Das erste, das man von Lenin lernen kann, ist der Mut, radikal und stur NEIN zu sagen und alle, oft auch unbequeme Konsequenzen zu ziehen. Während andere sich der Situation anzuschmiegen suchten, das ›Beste‹ noch daraus machen wollten, hielt er direkt dagegen. Ohne Wenn und Aber verurteilte er den Krieg in jeder seiner Gestalten, lehnte er jedes Bündnis mit den »Vaterlandsverteidigern« strikt ab.

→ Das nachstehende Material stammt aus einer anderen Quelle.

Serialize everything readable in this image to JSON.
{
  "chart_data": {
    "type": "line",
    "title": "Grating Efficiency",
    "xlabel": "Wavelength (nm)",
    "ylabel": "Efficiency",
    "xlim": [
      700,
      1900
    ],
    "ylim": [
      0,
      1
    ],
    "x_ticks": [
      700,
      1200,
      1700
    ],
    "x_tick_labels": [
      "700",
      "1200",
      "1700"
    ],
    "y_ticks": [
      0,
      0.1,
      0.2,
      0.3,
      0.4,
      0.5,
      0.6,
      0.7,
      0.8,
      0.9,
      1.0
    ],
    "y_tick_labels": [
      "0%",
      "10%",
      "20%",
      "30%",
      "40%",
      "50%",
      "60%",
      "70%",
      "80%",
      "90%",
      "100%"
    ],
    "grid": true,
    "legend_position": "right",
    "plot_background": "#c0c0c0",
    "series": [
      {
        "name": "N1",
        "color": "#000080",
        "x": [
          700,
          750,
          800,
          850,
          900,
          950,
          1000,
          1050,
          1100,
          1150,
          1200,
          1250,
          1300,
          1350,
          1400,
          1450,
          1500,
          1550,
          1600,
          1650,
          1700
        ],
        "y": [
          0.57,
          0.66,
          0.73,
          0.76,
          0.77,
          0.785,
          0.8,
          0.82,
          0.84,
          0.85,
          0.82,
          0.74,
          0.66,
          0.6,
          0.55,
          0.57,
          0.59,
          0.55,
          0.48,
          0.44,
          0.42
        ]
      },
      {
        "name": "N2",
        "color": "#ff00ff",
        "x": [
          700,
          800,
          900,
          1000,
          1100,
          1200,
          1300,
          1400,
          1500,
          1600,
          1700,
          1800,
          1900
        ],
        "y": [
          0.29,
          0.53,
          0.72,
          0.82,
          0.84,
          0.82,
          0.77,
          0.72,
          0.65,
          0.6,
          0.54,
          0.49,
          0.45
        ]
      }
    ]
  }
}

Heute würde man sagen: Auch ein Neoliberalismus light oder eine etwas sanftere Austeritätspolitik ist von Übel, und Rüstungsexporte in Krisengebiete wie »humanitäre Interventionen« (ein Oxymoron wie »menschliches Morden«) verbieten sich. Was man anders machen sollte, ist sicherlich, dass es weder richtig ist, dem Krieg einen Bürgerkrieg gegenüberzustellen, noch Bürgerkrieg als die höchste Form der Revolution zu verstehen. Der Bürgerkrieg, schrieb er, müsse »zum Mittelpunkt der Taktik« der Linken werden. Und genau dies dominierte Lenins Strategie bis 1921. In diesem Bürgerkrieg, den die Bolschewiki maßgeblich mitverursachten, starben in Russland so viele Menschen wie europaweit im ganzen Ersten Weltkrieg. Falsch war es auch, die politische Gegnerschaft zur Todfeindschaft zuzuspitzen.
II.
Man kann von Lenin lernen, sich in solchen Zeiten – auch – in die Bibliotheken zu begeben und Philosophie zu studieren. Kein anderes Buch hat Lenin so ausführlich exzerpiert wie das abstrakteste Werk Hegels – »Die Wissenschaft der Logik«. Lenins Lesegenuss wuchs ganz augenscheinlich mit jedem Kapitel, und euphorisch schrieb er über den letzten, ›abstraktesten‹ Abschnitt in einer Notiz: »In diesem idealistischsten Werk Hegels ist am wenigsten Idealismus, am meisten Materialismus. ›Widersprechend‹, aber Tatsache!« (Hervorh. i. O.) Er gewann aus dieser Lektüre einen neuen Blick auf die Wirklichkeit: Ganz anders als die führenden Theoretiker*innen der Zweiten Internationale, namentlich Karl Kautsky, drang er in eine Dialektik der Brüche ein, erkannte, dass das Einzelne und Zufällige in konkreten Situationen von zentraler allgemeiner Bedeutung sein kann: »Verwandlung des Einzelnen in das Allgemeine, des Zufälligen in das Notwendige, die Übergänge, das Überfließen, den wechselseitigen Zusammenhang der Gegensätze«. Aus dem Marxismus als Wissenschaft von den allgemeinen Gesetzen wurde wieder lebendige Praxisphilosophie. Nur ist die Praxis bei Lenin vor allem instrumentelles Handeln der Zweckrealisierung, nur Beziehung von Subjekt zum Objekt. Was Rosa Luxemburg an sozialistischer Praxis faszinierte, die Selbstorganisation, der offene Dialog, der Wettstreit, fehlt. In Lenins Dialektik des revolutionären Bruchs verschwindet die Dialektik historischer Kontinuitäten durch die Brüche hindurch. Es scheint alles möglich – wenn man nur den richtigen Augenblick ergreift. Die Folgen falschen Eingreifens wurden nicht bedacht. Im Vordergrund stand ein einziges Ziel: Die Übernahme der Macht durch die Bolschewiki als Vertreter des russischen Proletariats. Walter Benjamin hat in seinen hinterlassenen Schriften Dialektik als Kunst bestimmt, gegen den Wind anzusegeln. Die dialektischen Begriffe seien die Segel: »Die Kunst, sie setzen zu können, ist das Entscheidende.« Lenin hatte bei Hegel diese Kunst gelernt, wenn auch sehr einseitig.